Photo by ROBYN BECK/AFP/GettyImages

CHARLOTTE — The metric of the day for Barack Obama’s field team is “flake rate”: the percentage of supporters who had registered to attend his open-air stadium speech but won’t show up for one of the replacement events the campaign is scrambling to arrange in its place after moving tonight’s convention session indoors.

Field staffers had seen the stadium event as a major boon for their local organizing efforts in North Carolina, much as they credit a similar arrangement in Denver four years ago with helping to deepen their footprint in Colorado. Both are states where Democrats have had limited recent presidential-campaign experience, and Obama used the mega-events as a way of gathering data on local voters and galvanizing local volunteers.
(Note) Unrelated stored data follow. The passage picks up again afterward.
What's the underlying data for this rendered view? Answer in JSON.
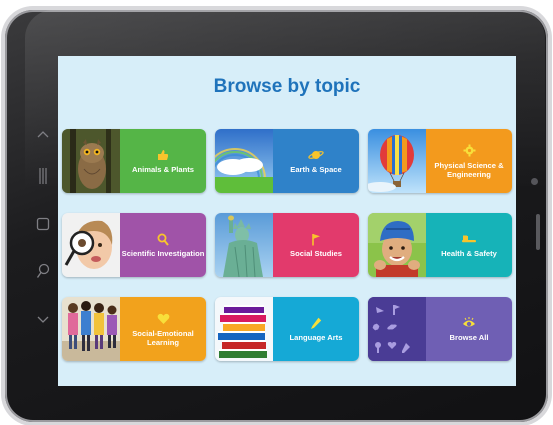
{
  "page": {
    "heading": "Browse by topic"
  },
  "colors": {
    "heading": "#1f73bb",
    "screen_bg": "#d7eef9"
  },
  "device_buttons": [
    {
      "name": "up-chevron-icon",
      "glyph": "^"
    },
    {
      "name": "recent-apps-icon",
      "glyph": "|||"
    },
    {
      "name": "home-square-icon",
      "glyph": "□"
    },
    {
      "name": "search-icon",
      "glyph": "⚲"
    },
    {
      "name": "down-chevron-icon",
      "glyph": "⌄"
    }
  ],
  "topics": [
    {
      "label": "Animals & Plants",
      "color": "#55b547",
      "icon": "thumbs-up-icon"
    },
    {
      "label": "Earth & Space",
      "color": "#2f82c9",
      "icon": "planet-icon"
    },
    {
      "label": "Physical Science & Engineering",
      "color": "#f39a1d",
      "icon": "gear-icon"
    },
    {
      "label": "Scientific Investigation",
      "color": "#a053a8",
      "icon": "magnifier-icon"
    },
    {
      "label": "Social Studies",
      "color": "#e23a6c",
      "icon": "flag-icon"
    },
    {
      "label": "Health & Safety",
      "color": "#16b3b8",
      "icon": "toothbrush-icon"
    },
    {
      "label": "Social-Emotional Learning",
      "color": "#f2a21c",
      "icon": "heart-icon"
    },
    {
      "label": "Language Arts",
      "color": "#15a9d6",
      "icon": "pencil-icon"
    },
    {
      "label": "Browse All",
      "color": "#6f5fb4",
      "icon": "eye-icon"
    }
  ]
}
For months the campaign has been running a unique volunteer-recruitment program in the Carolinas whose prize was a ticket to the Bank of America Stadium to see Obama.

Today the campaign is rushing to find locations around Charlotte where it can reroute as many as tens of thousands of those volunteers to watch live broadcasts of the speech instead. Once there, field staff hope to put them to work much as they would have during downtime at the stadium, operating as a pop-up phone bank calling voters from cell phones.  

To help keep those volunteers from flaking and watching the speech from home, campaign staffers are trying to persuade celebrities in town to skip the convention hall tonight and drop by one of the remote locations instead.  The catch: the celebrities will probably be unable to get back into the arena to watch Obama themselves.

Even if Obama’s field staff are able to improvise nimbly enough to minimize the flake rate, there is another metric that is sure to disappoint the finance department in Chicago: lost revenue from Obama merchandise the campaign had planned to sell during a festival-like day at the stadium.

Sasha Issenberg is the author of The Victory Lab about the new science of political campaigns.